The relationship between albums and the songs that live on them is interesting. Back in the days before streaming services and shuffle buttons, that connection was tied tight. Unless a song was released as a single, they were heard one by one, in order. It meant that the cohesion of an album was more important, even if there were some clear hits on there. But sometimes, even back in the day, there’s a dichotomy where one track looms large over the whole LP.
With every album, there is usually a clear winner, and the artist knows that. There are usually one, two, maybe three obvious singles in the mix. They’re the songs that come out before as teasers to hook listeners in. They’re the ones that get music videos and marketing pushes as an artist’s label believes they’re destined to be winners that will storm the charts, rake in the money and hopefully boost attention around the whole album.
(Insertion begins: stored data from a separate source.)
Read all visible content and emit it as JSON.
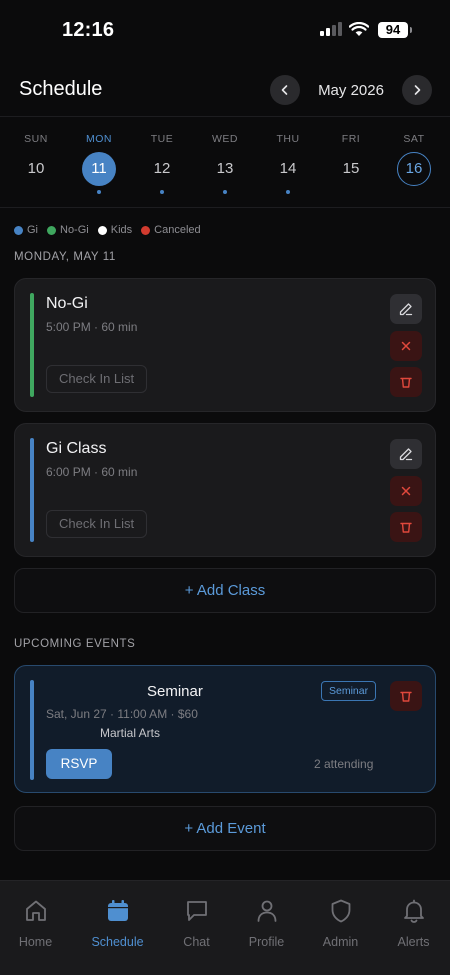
{
  "status_bar": {
    "time": "12:16",
    "battery": "94"
  },
  "header": {
    "title": "Schedule",
    "month": "May 2026"
  },
  "week": [
    {
      "name": "SUN",
      "num": "10",
      "selected": false,
      "today": false,
      "dot": false
    },
    {
      "name": "MON",
      "num": "11",
      "selected": true,
      "today": false,
      "dot": true
    },
    {
      "name": "TUE",
      "num": "12",
      "selected": false,
      "today": false,
      "dot": true
    },
    {
      "name": "WED",
      "num": "13",
      "selected": false,
      "today": false,
      "dot": true
    },
    {
      "name": "THU",
      "num": "14",
      "selected": false,
      "today": false,
      "dot": true
    },
    {
      "name": "FRI",
      "num": "15",
      "selected": false,
      "today": false,
      "dot": false
    },
    {
      "name": "SAT",
      "num": "16",
      "selected": false,
      "today": true,
      "dot": false
    }
  ],
  "legend": [
    {
      "label": "Gi",
      "color": "#4783c4"
    },
    {
      "label": "No-Gi",
      "color": "#3fa75f"
    },
    {
      "label": "Kids",
      "color": "#ffffff"
    },
    {
      "label": "Canceled",
      "color": "#d23b2f"
    }
  ],
  "day_section": {
    "label": "MONDAY, MAY 11"
  },
  "classes": [
    {
      "title": "No-Gi",
      "subtitle": "5:00 PM · 60 min",
      "checkin_label": "Check In List",
      "color": "#3fa75f"
    },
    {
      "title": "Gi Class",
      "subtitle": "6:00 PM · 60 min",
      "checkin_label": "Check In List",
      "color": "#4783c4"
    }
  ],
  "add_class_label": "+ Add Class",
  "events_section": {
    "label": "UPCOMING EVENTS"
  },
  "event": {
    "title": "Seminar",
    "tag": "Seminar",
    "meta": "Sat, Jun 27 · 11:00 AM · $60",
    "location": "Martial Arts",
    "rsvp_label": "RSVP",
    "attending": "2 attending"
  },
  "add_event_label": "+ Add Event",
  "tabs": [
    {
      "label": "Home",
      "icon": "home-icon",
      "active": false
    },
    {
      "label": "Schedule",
      "icon": "calendar-icon",
      "active": true
    },
    {
      "label": "Chat",
      "icon": "chat-icon",
      "active": false
    },
    {
      "label": "Profile",
      "icon": "person-icon",
      "active": false
    },
    {
      "label": "Admin",
      "icon": "shield-icon",
      "active": false
    },
    {
      "label": "Alerts",
      "icon": "bell-icon",
      "active": false
    }
  ]
}
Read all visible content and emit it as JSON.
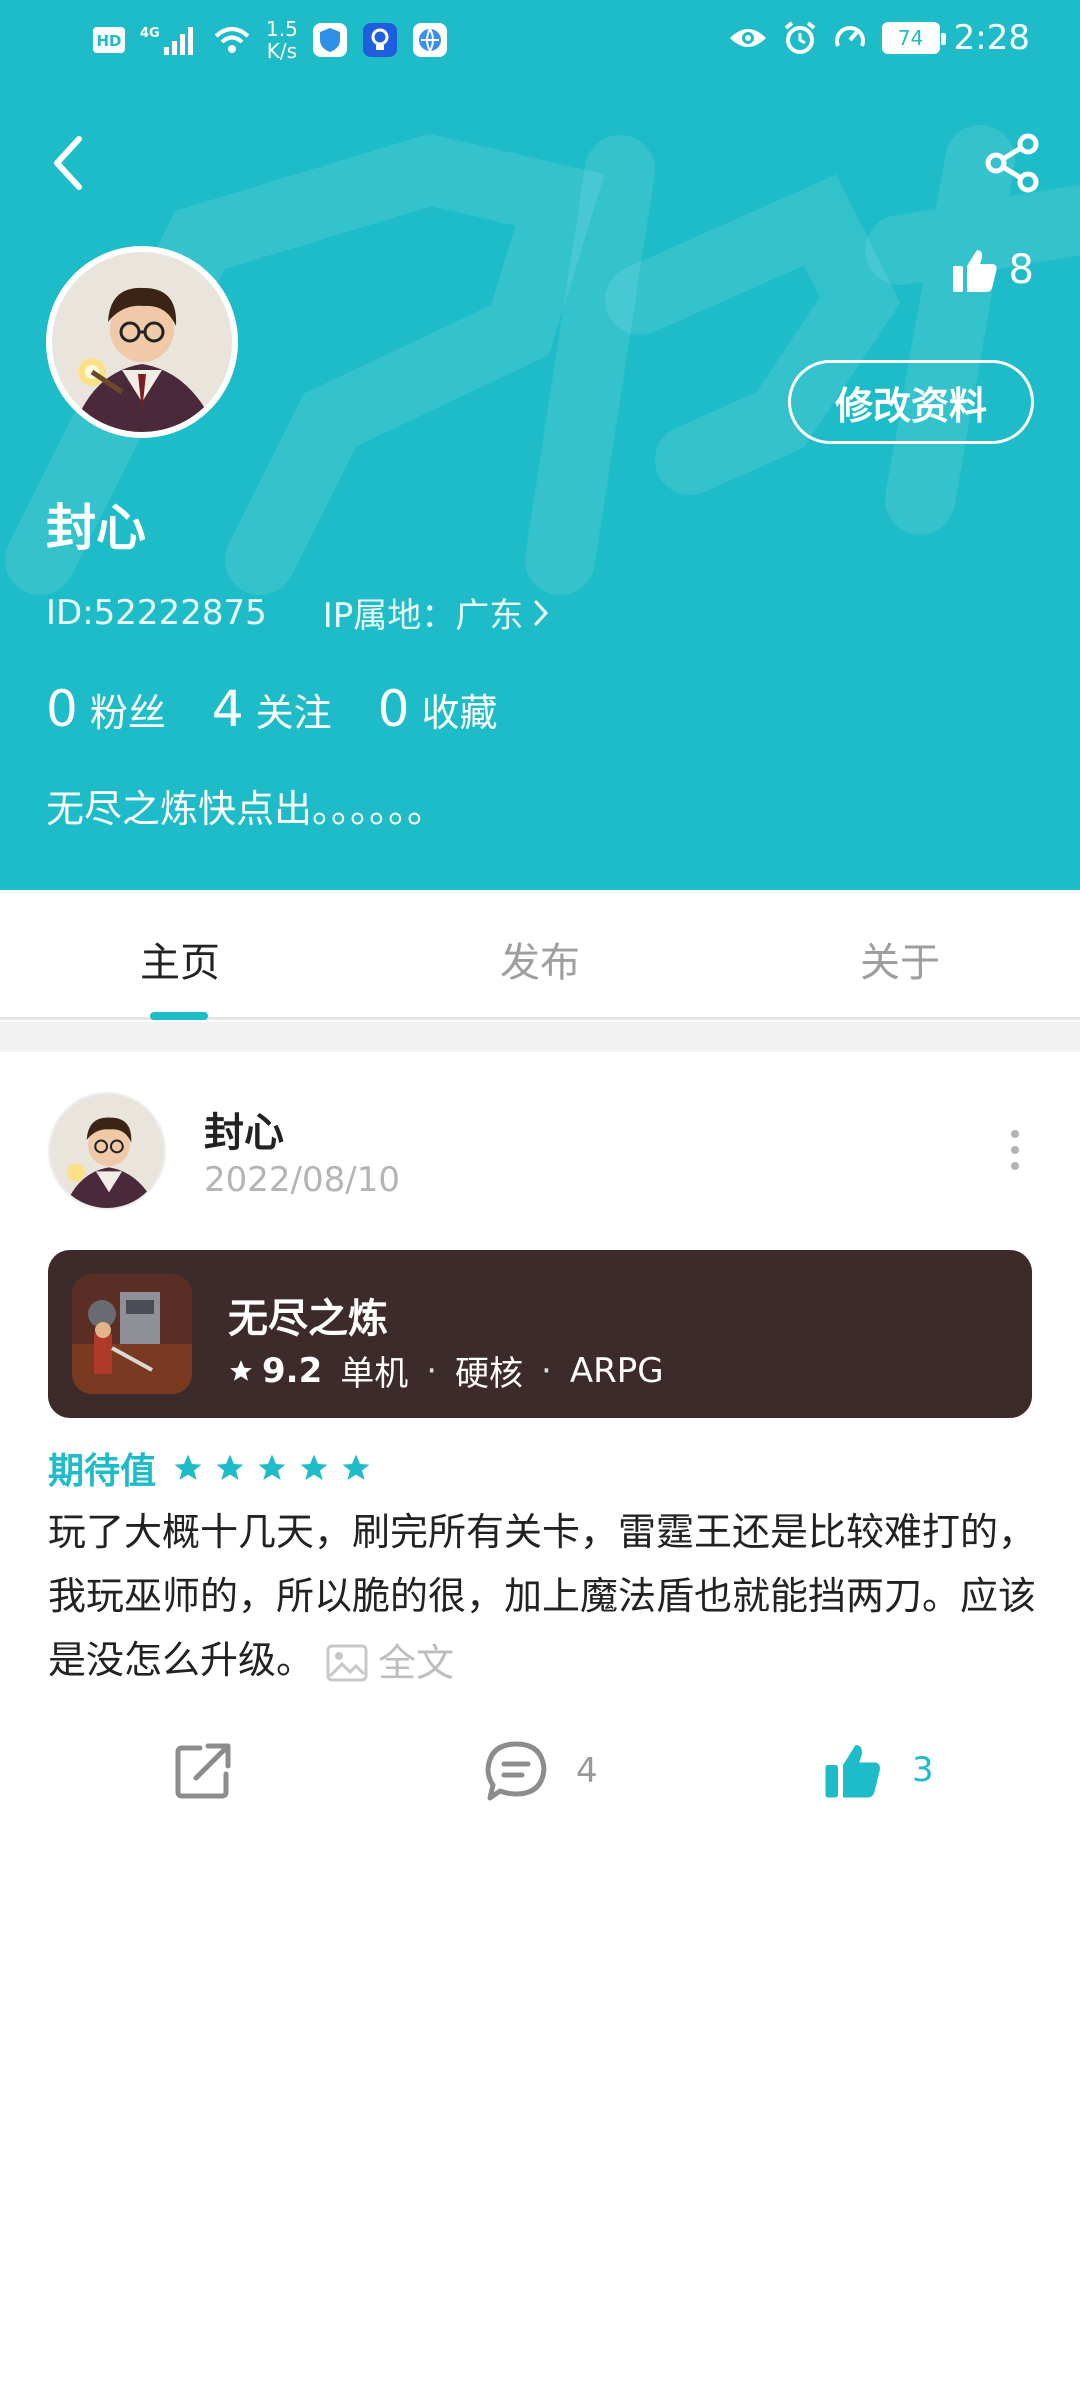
{
  "status_bar": {
    "net_speed_value": "1.5",
    "net_speed_unit": "K/s",
    "battery": "74",
    "time": "2:28"
  },
  "profile": {
    "likes": "8",
    "edit_label": "修改资料",
    "name": "封心",
    "id": "ID:52222875",
    "ip_location": "IP属地：广东",
    "stats": [
      {
        "count": "0",
        "label": "粉丝"
      },
      {
        "count": "4",
        "label": "关注"
      },
      {
        "count": "0",
        "label": "收藏"
      }
    ],
    "bio": "无尽之炼快点出。。。。。。"
  },
  "tabs": [
    {
      "label": "主页",
      "active": true
    },
    {
      "label": "发布",
      "active": false
    },
    {
      "label": "关于",
      "active": false
    }
  ],
  "post": {
    "author": "封心",
    "date": "2022/08/10",
    "game": {
      "name": "无尽之炼",
      "score": "9.2",
      "tags": [
        "单机",
        "硬核",
        "ARPG"
      ]
    },
    "expect_label": "期待值",
    "expect_stars": 5,
    "text": "玩了大概十几天，刷完所有关卡，雷霆王还是比较难打的，我玩巫师的，所以脆的很，加上魔法盾也就能挡两刀。应该是没怎么升级。",
    "full_text_label": "全文",
    "comments": "4",
    "likes": "3"
  },
  "colors": {
    "accent": "#1dbcc8",
    "game_card": "#3d2a2a"
  }
}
But sometimes it backfires. Perhaps there are moments where a single is so good that the full record could never keep up, or all the attention is exhausted over one song. In other instances, maybe a certain song on an album is too good for the scale an artist is at, being lost or wasted in a moment before their star has fully risen.
Most of the time, though, it is a complete mystery. While the music world hires so-called experts to try and understand these things, to predict the hits or to listen to albums and state with as much certainty as they possibly can if they will sell or not, no one can ever fully predict the way the public will react to art. Sometimes, it hits, sometimes it flops, or, in the case of these five songs, sometimes a track is a buoy that a sinking LP clings to.
The Beatles song more popular than the album they featured on:
The Beatles – ‘All You Need Is Love’
OK, this one is a little more complex. It asks the question, What is an album? Is a soundtrack an album? Sure, if that soundtrack is simply a compilation of songs by other artists gathered up, then maybe not. But if the artist themself is making a movie and writing all new songs for it, does that count?
While some of The Beatles’ other soundtracks feel like official albums, like Help!, their later ones, like Magical Mystery Tour and Yellow Submarine, never quite felt like proper Beatles records, making them often forgotten when the general public reflects on their work. Ask any punter on the street to name a Fab Four album, and they probably won’t say Yellow Submarine. But ask them to name a song, and ‘All You Need Is Love’ would likely be one of the top answers.
The album didn’t flop as it landed at number three in the UK chart, but what it fails to have is any real legacy between two tracks that loom far over the full LP; ‘All You Need Is Love’ and the cringeworthy title track itself, ‘Yellow Submarine’.